A criação de um microssistema voltado às relações jurídicas digitais revela a tentativa de conferir segurança jurídica e previsibilidade, valorizando os princípios da boa-fé, da autonomia da vontade e da proteção da dignidade da pessoa humana em sua dimensão digital. Dentre as novidades, sobreleva-se:
· Proteção no Ambiente Virtual
Com o crescente impacto das tecnologias no cotidiano da sociedade, o projeto de reforma do Código Civil inclui normas específicas sobre direitos e obrigações no ambiente digital.
Isso inclui a proteção da privacidade digital, criando direitos e deveres para as plataformas digitais, como a obrigação de remover conteúdos ofensivos, como imagens íntimas, pornografia falsa e conteúdo envolvendo crianças e adolescentes.
Além disso, o projeto introduz a possibilidade de indenizações por danos sofridos em ambientes virtuais, o que se aplica tanto aos casos de violação de dados quanto a questões mais complexas que envolvem danos à imagem e honra das pessoas no ambiente online.
· Patrimônio e Herança Digital
Entre os pontos mais relevantes está a positivação do conceito de patrimônio digital, compreendendo ativos como criptomoedas, milhas aéreas, contas em plataformas, conteúdos audiovisuais e perfis em redes sociais. A transmissibilidade desses bens aos herdeiros representa um avanço, especialmente por dar concretude a entendimentos já consagrados na jurisprudência do STJ.
A proposta também reconhece a possibilidade de disposição testamentária sobre tais ativos e permite que os herdeiros solicitem a exclusão de perfis ou sua transformação em memorial digital — o que representa importante passo no reconhecimento da identidade digital post mortem.
· Identidade e Assinatura Digitais
Merece destaque, ainda, a proposta de regulamentação pelo projeto em questão da utilização de assinatura eletrônica, bem como o reconhecimento positivado da identidade digital como forma oficial de identificação civil, acompanhando o avanço da digitalização documental no Brasil (como o e-Título e a CNH digital), em consonância com o que já vem acontecendo com o processo contínuo de digitalização dos documentos.
· Inteligência Artificial
O projeto da reforma, ainda, visa a regulamentar a utilização de inteligência artificial (IA), dispondo que sua utilização para criação de imagens de pessoas vivas ou falecidas só poderá ocorrer com autorização prévia.

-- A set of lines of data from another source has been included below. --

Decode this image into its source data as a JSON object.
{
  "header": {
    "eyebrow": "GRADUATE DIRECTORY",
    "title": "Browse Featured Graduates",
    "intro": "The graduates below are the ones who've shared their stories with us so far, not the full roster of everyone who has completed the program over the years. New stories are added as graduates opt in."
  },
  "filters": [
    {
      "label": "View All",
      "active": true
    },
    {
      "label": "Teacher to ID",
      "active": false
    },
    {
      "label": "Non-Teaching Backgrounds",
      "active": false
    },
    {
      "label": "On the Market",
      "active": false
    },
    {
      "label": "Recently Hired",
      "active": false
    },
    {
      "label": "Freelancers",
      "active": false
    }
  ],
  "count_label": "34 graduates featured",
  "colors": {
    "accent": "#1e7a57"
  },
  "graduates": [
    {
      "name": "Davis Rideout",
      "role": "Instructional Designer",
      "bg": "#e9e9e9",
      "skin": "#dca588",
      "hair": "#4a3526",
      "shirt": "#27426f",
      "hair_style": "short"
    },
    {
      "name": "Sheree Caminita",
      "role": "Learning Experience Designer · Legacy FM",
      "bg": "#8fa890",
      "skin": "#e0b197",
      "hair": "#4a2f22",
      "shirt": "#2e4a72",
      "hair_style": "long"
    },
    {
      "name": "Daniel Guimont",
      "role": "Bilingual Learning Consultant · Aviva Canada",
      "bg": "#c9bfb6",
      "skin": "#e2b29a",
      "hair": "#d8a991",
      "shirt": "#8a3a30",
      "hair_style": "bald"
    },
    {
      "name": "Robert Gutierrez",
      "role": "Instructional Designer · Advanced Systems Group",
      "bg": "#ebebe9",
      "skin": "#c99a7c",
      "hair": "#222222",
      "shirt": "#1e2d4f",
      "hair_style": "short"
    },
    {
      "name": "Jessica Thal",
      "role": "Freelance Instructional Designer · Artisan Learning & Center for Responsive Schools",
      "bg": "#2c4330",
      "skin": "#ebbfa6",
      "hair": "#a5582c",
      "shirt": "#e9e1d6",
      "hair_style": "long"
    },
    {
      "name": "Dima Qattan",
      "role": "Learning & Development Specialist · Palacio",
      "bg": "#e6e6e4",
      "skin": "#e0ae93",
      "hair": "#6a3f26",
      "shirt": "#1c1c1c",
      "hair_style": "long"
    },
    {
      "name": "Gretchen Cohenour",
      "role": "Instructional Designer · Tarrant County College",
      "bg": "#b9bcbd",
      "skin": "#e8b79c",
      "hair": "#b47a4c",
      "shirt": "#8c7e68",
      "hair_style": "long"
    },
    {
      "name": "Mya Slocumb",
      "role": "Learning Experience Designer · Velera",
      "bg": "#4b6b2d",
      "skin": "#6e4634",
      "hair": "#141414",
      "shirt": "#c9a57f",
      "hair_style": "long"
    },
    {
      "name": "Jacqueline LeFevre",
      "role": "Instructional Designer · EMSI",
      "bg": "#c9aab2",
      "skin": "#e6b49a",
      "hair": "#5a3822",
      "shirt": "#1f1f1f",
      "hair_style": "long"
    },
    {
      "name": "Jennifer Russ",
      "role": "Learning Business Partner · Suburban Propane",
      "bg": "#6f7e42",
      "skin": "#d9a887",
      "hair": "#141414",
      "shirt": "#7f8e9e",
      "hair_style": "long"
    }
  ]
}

O projeto também exige a identificação clara quanto à utilização de IA, estabelecendo a transparência como princípio fundamental para a utilização dessas tecnologias, protegendo, por via de consequência, direitos individuais.
· Responsabilidade das Plataformas Digitais
A proteção da privacidade no meio digital é abordada de maneira mais explícita. A proposta atribui deveres específicos às plataformas digitais, inclusive a obrigação de remoção de conteúdos ofensivos (como pornografia de vingança, deep fakes ou exposição de crianças) mediante notificação. Essa medida visa proteger os direitos dos usuários e terceiros, promovendo um ambiente digital mais seguro.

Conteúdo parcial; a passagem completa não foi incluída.